Nicolas Cage plays Kyle, a diamond dealer who, unbeknownst to his wife
Sarah (Kidman) and daughter Avery (Liberato), is broke. His family life isn’t
going too well either. His preoccupation with work is costing him his wife, who
is close to giving up on trying to bridge the gulf between them, and his
daughter who has started smoking and partying.

However, their lives fall apart
when a bunch of thugs burst into their house disguised as police, holding the
family at gunpoint until Kyle agrees to open the safe and give them the
diamonds and cash that they assume the safe is stuffed with. As the night progresses, Kyle refuses to open the safe and we find out that the gang consist of
Elias (Mendelsohn), a drug dealer who owes his supplier over a hundred grand,
his druggie girlfriend Petal (Spiro), his psychopathic brother Jonah (Gigandet)
who used to work in Kyle’s house and has deluded himself into believing that
Sarah is ‘the one’ and Ty (Mihok), one of the supplier’s honchos tagging along
to make sure that the trio don’t make a run for Mexico.

Trespass feels like a five-minute
hostage scene dragged out into a whole film. Due to this, it gets pretty
repetitive: there are only so many times you can hear an ‘open the safe/ I
won’t’ exchange; not to mention the amount of times that the family tells each
other to run for it. Also, being in the same room for the majority of the film gets
pretty tedious. Flashbacks are frequently employed to provide us with some back-story. That being said, while the characters and story are rather clichéd, the film does have a few
twists that aren’t super obvious and will throw you off.          

Cage, Kidman and Liberato spend most of their time sobbing, but Liberato
does have the only funny moment in the film and she pretty much owns it. While
Cage and Kidman are the star power in this film, the thugs are considerably
more interesting.

Trespass doesn’t really have a
clear-cut villain. As the guy in charge of the heist, Mendelsohn plays the most
conflicted person, Elias. He has been presented with an ultimatum;
either he comes up with the money or his girlfriend, his kid’s mother, gets
killed. Out of his desperation, he decides to steal the money from a family that
his brother has told him is obscenely well-off. His intention was to grab the
money and go with no bloodshed; yet things hardly go the way you intend them
to. So in a way, he’s in the same situation as Kyle.

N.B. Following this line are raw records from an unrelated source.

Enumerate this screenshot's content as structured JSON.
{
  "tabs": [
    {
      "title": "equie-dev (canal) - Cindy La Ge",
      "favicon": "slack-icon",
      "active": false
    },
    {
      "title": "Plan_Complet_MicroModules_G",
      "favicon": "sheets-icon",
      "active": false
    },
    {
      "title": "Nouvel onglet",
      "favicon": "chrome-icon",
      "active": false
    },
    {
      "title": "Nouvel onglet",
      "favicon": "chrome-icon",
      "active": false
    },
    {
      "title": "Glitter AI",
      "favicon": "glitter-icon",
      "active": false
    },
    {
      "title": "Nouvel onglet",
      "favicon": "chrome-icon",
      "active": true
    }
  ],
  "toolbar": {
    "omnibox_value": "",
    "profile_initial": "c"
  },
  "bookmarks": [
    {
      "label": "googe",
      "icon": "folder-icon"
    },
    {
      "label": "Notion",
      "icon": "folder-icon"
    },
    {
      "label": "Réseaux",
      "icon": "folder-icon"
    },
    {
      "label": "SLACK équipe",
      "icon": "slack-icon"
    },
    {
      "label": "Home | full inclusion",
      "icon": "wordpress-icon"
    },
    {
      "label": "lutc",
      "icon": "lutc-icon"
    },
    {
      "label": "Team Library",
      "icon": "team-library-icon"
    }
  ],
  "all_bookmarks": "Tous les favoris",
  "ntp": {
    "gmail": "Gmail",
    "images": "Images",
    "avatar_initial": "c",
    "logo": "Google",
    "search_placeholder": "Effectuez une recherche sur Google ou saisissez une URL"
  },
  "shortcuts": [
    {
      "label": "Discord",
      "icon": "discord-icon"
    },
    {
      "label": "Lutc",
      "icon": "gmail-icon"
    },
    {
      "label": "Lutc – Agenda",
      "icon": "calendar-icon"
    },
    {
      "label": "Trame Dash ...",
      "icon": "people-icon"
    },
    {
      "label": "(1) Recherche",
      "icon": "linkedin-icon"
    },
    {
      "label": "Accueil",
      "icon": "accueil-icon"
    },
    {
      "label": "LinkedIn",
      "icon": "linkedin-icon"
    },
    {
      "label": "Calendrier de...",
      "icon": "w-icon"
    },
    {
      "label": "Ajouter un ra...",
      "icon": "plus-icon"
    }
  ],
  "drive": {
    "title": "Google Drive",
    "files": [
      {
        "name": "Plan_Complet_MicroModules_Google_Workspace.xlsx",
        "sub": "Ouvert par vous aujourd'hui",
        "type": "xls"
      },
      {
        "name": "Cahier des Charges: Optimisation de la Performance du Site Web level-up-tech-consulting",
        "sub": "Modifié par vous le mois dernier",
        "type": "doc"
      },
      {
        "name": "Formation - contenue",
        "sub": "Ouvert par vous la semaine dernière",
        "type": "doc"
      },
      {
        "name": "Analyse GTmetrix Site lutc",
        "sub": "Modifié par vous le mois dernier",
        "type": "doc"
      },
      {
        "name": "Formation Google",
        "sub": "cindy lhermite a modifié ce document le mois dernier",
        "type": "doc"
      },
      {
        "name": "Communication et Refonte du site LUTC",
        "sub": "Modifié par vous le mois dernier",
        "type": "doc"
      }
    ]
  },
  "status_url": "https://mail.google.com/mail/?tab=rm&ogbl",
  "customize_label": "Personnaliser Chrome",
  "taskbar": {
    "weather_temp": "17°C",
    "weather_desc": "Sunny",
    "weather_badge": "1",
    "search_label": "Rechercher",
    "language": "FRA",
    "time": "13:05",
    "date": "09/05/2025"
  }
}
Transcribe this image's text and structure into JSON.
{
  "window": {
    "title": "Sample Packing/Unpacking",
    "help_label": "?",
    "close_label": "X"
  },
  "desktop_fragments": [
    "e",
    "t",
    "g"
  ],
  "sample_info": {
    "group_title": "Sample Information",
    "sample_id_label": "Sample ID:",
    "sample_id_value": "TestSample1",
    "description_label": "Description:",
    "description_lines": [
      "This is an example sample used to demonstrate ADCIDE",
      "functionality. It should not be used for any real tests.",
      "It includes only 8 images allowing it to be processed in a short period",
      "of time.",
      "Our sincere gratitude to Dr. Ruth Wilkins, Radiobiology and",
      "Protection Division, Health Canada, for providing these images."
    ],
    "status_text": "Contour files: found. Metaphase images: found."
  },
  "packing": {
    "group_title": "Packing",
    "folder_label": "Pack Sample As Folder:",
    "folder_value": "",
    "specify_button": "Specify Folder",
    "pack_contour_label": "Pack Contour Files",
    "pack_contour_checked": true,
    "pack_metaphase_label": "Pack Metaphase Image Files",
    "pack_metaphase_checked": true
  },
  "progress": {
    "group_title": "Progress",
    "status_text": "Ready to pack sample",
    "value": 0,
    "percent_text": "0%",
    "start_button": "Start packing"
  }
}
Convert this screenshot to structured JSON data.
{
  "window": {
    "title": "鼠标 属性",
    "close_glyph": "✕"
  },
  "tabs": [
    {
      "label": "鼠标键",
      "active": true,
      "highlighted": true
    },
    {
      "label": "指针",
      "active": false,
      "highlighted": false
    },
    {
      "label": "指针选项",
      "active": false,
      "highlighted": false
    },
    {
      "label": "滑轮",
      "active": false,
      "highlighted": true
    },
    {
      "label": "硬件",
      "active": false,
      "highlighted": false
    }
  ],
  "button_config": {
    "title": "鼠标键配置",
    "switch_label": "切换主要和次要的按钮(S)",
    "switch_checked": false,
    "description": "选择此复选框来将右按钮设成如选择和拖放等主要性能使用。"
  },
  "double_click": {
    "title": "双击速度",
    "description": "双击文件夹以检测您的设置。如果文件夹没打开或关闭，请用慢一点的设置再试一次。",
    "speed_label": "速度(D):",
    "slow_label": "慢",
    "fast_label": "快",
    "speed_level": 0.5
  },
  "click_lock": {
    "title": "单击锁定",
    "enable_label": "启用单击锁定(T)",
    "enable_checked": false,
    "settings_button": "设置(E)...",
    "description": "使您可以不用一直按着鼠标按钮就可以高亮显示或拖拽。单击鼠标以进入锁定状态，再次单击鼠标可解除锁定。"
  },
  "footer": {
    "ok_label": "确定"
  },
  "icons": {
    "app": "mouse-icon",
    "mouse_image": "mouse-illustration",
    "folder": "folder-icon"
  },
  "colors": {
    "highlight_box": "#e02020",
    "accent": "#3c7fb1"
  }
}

Gigandet’s Jonah is much less palatable. He’s that creep that interprets
a smile as a proposal; yet his sleaze factor is dulled somewhat by his pretty
boy looks and charm. In addition, Jonah doesn’t come off as the obsessed,
mentally unstable psychopath that we’re told he is. In fact, Elias’ junkie
girlfriend Petal appears far more unhinged. For some reason she is entrusted with a gun and with important
tasks despite appearing to reside in some kind of fantasy land.  

An unoriginal thriller with some dodgy acting, Trespass vacates your brain quicker than the time it takes to watch
the trailer, leaving behind a disturbing mental image of Nicholas Cage’s blood-smeared, distractingly puffy face.

Like This? Try

Panic Room, Straw Dogs, Funny Games

360 Tip

Nicholas Cage was once the victim of a home invasion. He woke up in the middle of the night to find a naked man wearing his leather jacket and eating a fudgesicle at the foot of his bed. True story.